At variance with young individuals, SCZ subjects with an age ≥50 years did not show levels of total IL-18 significantly different from HC, likely a result of the age-dependent increase of total IL-18 values occurring only in HC, which would progressively bring the cytokine levels of the latter to almost reach those of SCZ. Furthermore, in older SCZ the highly significant elevation of IL-18BP persisted and free IL-18 levels appeared slightly lower than those of HC. In this view, a possible modulation of IL-18 system might be envisaged according to the following scenario. In young SCZ, total and free IL-18 increase over normal levels, similar to what has been observed for other pro-inflammatory cytokines, perhaps as a consequence of an inflammatory challenge at the maternal-fetal interface [14]. Therefore, IL-18BP elevation might be interpreted as an effort of the organism to compensate the exaggerated inflammatory response linked to the disorder.
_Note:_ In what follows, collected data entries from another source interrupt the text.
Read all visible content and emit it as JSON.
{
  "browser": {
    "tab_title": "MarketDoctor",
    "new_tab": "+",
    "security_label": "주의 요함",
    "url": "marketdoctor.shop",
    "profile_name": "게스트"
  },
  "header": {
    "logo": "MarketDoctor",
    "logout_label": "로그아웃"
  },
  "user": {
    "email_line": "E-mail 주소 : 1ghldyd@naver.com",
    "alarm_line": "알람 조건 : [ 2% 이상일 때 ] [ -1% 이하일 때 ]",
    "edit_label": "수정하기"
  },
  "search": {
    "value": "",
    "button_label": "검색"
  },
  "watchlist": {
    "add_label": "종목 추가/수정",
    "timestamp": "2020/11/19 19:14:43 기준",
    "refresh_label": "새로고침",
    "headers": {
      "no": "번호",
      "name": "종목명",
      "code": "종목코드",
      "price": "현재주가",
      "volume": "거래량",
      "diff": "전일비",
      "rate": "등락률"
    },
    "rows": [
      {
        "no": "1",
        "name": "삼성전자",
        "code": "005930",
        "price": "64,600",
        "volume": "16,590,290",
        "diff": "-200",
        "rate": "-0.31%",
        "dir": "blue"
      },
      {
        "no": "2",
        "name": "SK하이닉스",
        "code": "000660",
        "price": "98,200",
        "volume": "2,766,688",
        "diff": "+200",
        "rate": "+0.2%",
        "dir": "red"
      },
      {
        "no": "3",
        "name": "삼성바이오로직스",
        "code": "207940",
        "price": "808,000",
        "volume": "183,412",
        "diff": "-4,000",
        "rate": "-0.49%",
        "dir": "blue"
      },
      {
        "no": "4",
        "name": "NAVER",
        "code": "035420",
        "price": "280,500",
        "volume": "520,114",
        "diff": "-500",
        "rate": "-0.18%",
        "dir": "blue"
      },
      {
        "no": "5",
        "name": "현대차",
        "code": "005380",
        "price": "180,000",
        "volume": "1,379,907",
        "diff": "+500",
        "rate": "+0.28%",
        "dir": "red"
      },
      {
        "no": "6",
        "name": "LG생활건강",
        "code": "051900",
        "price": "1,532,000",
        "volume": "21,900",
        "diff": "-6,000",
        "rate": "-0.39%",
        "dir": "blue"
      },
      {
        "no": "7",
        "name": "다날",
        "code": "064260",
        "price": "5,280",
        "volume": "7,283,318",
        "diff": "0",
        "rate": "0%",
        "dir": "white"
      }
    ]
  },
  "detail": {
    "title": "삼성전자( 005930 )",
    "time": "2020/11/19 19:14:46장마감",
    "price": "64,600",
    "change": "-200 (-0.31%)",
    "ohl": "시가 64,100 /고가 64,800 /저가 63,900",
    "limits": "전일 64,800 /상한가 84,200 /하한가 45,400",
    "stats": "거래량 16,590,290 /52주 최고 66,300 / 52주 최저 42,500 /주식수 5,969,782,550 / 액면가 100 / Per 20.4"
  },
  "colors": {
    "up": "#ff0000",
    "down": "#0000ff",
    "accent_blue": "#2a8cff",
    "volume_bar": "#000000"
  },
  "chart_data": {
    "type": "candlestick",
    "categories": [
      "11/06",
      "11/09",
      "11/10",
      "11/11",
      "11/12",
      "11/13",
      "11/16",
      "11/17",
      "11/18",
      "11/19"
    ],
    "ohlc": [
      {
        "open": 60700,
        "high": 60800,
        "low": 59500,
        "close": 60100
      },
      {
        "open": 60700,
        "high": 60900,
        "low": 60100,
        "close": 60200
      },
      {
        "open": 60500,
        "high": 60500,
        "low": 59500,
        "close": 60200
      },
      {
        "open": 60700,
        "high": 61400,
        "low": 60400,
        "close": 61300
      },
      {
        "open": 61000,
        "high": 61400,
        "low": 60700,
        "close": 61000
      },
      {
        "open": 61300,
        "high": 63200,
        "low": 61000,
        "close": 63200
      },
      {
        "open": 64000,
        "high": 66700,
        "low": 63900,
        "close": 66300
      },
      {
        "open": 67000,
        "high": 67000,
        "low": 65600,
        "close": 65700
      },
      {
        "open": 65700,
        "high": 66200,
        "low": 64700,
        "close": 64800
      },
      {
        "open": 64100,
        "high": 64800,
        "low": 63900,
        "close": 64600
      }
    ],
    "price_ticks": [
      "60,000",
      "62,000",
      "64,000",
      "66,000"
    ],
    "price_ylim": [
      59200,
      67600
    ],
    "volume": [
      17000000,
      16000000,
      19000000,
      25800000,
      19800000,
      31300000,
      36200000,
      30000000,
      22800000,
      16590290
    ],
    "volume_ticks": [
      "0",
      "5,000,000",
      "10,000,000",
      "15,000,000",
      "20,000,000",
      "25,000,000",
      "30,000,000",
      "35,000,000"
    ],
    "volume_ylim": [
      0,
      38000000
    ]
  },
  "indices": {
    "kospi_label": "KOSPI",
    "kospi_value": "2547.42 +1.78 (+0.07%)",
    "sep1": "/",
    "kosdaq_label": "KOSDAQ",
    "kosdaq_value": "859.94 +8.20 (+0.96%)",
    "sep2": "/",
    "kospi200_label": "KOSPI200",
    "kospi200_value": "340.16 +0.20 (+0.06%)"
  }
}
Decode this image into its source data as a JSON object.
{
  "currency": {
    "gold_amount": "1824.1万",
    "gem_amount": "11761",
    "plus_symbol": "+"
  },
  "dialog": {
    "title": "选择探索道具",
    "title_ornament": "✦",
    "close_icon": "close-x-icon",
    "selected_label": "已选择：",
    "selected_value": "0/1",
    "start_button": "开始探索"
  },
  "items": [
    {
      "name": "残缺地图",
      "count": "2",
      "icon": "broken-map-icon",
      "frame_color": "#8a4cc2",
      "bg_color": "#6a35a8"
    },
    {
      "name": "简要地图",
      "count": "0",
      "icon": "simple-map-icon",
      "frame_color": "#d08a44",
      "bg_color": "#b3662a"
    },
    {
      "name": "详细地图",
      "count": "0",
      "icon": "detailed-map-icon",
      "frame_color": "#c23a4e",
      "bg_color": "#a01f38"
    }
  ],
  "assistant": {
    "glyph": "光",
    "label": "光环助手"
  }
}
This counteraction might become effective in balancing the IL-18-mediated pro-inflammatory reaction only in the later stages.

In agreement with our findings, other recent studies suggest that SCZ subjects are not characterized by a simple pro-inflammatory profile, but more likely the illness is accompanied by both pro- and anti-inflammatory activated forces, which may involve both monocyte and T-cell networks, probably as a product of an inflammatory system control [25, 26]. Yet, the sense of this perturbation in IL-18 system, characterized by elevated levels of IL-18BP here described for the first time in the context of schizophrenia, should be deciphered on a time-dependent basis, in the light of its ability to limit harmful inflammation on the one hand and to contribute to increased susceptibility to infection and immune-related diseases, on the other hand [27]. The early increase in free IL-18, which fades away with age in SCZ, consistently points to the importance of considering age and duration of the illness when discussing the immune-related pathophysiological mechanisms of schizophrenia. Longitudinal studies that address the kinetic of IL-18 system players in relation to disease progression can further clarify the role of free IL-18 in SCZ patients.

The interpretation of our results should take into consideration some limitations of the present study. We used a naturalistic approach where all SCZ were receiving psychotropic drugs, though antipsychotic medication might be a confounding factor in the analysis of the immune system in schizophrenia. Nonetheless, in this study there was not a relationship between antipsychotic treatment dosages and the cytokine parameters, suggesting that in our conditions treatment and serum IL-18 system changes might be independent. This is consistent with the findings of two other recent studies which report that the antipsychotic treatment does not significantly modulate the levels of IL-18 in the serum of schizophrenic patients [18, 19], even though the cytokine produced by patients’ blood cells is actually increased by therapy [18]. In conclusion, regardless of whether the IL-18 dysregulation is of genetic, infectious or other origin, our findings strongly suggest that the elevation of IL-18BP found in our SCZ, as well as the whole perturbation of the IL-18 system, might be indeed a specific phenomenon of schizophrenia. Given the hypothesis of immune dysfunction in this illness and the emergent interest in inflammatory mechanisms as potential targets for its treatment [27, 28], our results may offer new insights into the field. In fact, even though further clarification of IL-18 role in the disease is certainly needed, the described data suggest that more attention should be paid to the analysis of circulating cytokines, which ought to include the contextual measurement of cytokine natural inhibitors and antagonists in order to develop novel and potentially effective anti-inflammatory therapeutic intervention against schizophrenia.